Au second acte, le plan de Barnac s’exécute de point en point. Marthe est à son poste et nous devinons que les dactylos y sont pareillement. A deux heures, exactement, arrive le premier J. Apprenant que Barnac est absent et que Marthe est seule, il s’empresse de profiter de l’aubaine. Marthe le remet dédaigneusement à sa place et le congédie sans rancune : ce Jarry est un pauvre diable sans conséquence et sa petite inconvenance ne compte pas. Avec Jolligny la scène est plus vive. Ce descendant des preux n’admet pas qu’une fille de théâtre résiste à un si noble seigneur. Marthe relève sa goujaterie en termes excellents... Ainsi, les deux fois, l’épreuve a tourné à son avantage. La dactylographie n’a encore saisi que des propos tout à son honneur. Serait-ce une vertu ? Attendons.

Survient un collégien qui ambitionne d’avoir la signature de Barnac sur un album d’autographes. Ce petit élève de philosophie est un type d’éphèbe vicieux. Marthe ne s’y trompe pas ; tout de suite ils se comprennent ; et nous voilà renseignés. Le potache n’est qu’un passant, une occasion cueillie au vol, un extra. Au tour du client sérieux. L’amant de Marthe est vulgaire à souhait et nous ne pouvons nous faire aucune illusion sur le genre de satisfactions qu’une femme en reçoit.
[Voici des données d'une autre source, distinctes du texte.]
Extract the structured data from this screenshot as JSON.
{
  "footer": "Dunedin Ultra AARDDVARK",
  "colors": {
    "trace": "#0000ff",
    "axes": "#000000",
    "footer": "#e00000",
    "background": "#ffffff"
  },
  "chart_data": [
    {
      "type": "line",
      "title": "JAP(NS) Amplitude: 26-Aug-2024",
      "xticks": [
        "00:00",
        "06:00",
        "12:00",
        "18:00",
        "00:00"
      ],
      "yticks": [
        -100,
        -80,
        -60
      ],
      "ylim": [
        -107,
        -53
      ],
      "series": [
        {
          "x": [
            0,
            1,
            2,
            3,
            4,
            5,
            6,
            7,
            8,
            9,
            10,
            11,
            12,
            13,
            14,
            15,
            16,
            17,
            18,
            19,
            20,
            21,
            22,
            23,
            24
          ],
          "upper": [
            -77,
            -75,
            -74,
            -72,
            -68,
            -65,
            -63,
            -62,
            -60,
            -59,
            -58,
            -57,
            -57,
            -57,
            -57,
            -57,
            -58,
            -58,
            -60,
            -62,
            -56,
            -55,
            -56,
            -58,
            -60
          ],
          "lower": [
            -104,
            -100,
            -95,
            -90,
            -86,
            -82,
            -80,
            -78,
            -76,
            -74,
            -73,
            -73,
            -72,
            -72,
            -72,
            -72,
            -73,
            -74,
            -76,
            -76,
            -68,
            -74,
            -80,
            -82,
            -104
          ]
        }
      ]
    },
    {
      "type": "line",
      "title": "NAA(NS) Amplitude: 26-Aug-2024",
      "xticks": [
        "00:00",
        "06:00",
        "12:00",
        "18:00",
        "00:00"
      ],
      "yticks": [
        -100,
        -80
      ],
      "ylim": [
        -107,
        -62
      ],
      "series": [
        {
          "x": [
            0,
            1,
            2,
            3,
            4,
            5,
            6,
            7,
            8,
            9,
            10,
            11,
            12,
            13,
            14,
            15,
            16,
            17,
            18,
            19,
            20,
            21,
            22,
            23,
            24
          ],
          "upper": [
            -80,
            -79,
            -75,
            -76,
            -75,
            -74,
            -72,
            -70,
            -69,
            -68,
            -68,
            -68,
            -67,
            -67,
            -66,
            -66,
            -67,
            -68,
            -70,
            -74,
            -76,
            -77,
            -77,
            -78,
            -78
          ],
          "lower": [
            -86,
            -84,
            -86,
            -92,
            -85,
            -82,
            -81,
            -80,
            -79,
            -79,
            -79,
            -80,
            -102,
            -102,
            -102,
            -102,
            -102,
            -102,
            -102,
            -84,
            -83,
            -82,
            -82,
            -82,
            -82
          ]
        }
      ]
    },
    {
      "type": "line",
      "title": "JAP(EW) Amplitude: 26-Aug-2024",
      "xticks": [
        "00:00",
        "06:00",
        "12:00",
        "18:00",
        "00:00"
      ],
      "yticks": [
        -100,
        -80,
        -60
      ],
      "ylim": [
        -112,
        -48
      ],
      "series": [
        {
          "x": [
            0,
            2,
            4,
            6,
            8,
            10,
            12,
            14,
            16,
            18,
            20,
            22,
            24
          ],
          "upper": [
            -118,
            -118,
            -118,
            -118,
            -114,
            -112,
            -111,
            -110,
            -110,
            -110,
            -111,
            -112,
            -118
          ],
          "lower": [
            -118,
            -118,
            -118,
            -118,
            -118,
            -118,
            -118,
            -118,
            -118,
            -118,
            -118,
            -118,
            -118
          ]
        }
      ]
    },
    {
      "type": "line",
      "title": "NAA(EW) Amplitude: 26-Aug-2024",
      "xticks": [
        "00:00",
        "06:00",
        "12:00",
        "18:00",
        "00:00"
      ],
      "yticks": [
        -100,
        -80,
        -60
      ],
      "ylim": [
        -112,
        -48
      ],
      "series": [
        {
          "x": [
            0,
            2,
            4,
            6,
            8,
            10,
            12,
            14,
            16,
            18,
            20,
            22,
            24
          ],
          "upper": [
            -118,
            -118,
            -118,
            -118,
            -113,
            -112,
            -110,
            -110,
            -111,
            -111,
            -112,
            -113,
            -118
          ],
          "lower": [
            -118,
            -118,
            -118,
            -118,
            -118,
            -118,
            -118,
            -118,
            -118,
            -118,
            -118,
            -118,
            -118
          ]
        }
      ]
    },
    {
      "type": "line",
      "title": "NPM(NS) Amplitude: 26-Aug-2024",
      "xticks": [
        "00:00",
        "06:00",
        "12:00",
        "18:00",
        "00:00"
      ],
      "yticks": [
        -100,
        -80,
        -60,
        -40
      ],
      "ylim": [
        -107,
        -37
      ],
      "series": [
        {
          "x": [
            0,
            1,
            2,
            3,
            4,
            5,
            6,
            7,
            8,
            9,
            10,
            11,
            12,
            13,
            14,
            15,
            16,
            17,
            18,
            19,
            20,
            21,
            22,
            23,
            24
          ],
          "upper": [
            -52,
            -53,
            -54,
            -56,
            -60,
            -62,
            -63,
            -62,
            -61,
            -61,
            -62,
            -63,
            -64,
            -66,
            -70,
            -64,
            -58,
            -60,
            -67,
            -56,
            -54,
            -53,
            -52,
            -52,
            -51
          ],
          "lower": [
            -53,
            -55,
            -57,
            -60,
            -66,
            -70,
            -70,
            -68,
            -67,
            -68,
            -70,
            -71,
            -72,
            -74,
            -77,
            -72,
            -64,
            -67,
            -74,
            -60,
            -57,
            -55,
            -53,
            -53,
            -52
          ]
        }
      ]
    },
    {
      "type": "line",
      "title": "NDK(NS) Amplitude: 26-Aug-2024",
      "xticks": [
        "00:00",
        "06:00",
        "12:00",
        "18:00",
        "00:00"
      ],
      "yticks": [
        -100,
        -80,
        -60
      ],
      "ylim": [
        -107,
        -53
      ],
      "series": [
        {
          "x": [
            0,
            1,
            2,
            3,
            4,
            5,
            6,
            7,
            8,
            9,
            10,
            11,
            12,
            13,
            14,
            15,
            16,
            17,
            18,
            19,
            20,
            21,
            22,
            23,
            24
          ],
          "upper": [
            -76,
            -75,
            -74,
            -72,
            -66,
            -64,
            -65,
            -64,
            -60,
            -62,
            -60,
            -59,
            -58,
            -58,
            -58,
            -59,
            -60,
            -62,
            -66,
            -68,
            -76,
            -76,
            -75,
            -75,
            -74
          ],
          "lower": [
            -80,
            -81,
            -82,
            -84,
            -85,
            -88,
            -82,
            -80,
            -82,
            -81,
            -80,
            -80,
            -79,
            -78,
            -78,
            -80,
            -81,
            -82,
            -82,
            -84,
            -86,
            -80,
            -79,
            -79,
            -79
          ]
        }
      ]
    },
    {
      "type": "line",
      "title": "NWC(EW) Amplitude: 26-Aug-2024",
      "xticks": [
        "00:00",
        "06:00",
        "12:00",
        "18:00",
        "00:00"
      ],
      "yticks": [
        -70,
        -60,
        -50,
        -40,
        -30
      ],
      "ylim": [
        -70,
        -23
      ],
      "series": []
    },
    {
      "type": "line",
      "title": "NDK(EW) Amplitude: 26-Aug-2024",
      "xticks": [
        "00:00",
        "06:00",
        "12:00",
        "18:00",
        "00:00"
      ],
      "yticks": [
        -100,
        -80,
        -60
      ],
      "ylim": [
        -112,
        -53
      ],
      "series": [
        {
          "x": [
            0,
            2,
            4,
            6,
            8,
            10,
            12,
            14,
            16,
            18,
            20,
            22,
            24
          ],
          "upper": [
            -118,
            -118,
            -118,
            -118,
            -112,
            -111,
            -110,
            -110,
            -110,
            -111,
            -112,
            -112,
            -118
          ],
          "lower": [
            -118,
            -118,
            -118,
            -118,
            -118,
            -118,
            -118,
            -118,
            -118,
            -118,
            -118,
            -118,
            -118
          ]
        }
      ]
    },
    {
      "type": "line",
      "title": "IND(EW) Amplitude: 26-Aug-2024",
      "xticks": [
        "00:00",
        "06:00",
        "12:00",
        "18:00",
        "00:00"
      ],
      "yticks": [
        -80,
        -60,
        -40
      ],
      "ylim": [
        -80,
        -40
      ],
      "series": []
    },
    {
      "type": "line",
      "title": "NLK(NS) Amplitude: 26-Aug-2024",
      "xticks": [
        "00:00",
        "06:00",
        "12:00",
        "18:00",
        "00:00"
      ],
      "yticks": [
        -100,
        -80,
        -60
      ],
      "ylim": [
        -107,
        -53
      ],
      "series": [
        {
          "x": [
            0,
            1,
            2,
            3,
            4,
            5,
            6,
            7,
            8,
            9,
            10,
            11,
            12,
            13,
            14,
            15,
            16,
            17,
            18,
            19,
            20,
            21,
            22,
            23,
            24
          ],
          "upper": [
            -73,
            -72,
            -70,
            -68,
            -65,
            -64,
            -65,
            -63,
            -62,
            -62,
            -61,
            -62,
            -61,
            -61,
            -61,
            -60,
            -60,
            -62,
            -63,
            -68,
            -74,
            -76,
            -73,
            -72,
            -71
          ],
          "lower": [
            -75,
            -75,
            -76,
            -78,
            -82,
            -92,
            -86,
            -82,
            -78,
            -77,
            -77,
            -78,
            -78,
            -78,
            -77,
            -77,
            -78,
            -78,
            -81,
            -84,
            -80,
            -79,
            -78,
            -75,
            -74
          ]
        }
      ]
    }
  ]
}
C’est un gaillard robuste et râblé, qui répond au nom de Sergyl et exerce la profession d’acteur de cinéma... Maintenant les dactylographes ne perdent plus leur temps.

Un coup de téléphone. C’est Barnac qui annonce son retour, plus tôt que Marthe ne l’attendait. Le retour imprévu ! Encore un moyen classique. Encore le répertoire. Mais pourquoi téléphoner, au lieu de surgir à l’improviste ? Ah ! c’est que Barnac a bâti dans sa tête toute une scène, la grande scène du deux, dont il a arrêté le rythme et le dessin, et qu’en la jouant tout à l’heure au naturel, l’amoureux souffrira, mais l’auteur dramatique éprouvera une sorte de satisfaction d’artiste. Ce Irait pourrait bien être ce qu’il y a de meilleur dans la composition du personnage : l’écrivain de théâtre qu’est Barnac transporte dans sa vie les procédés de son théâtre : son métier lui est entré dans les moelles.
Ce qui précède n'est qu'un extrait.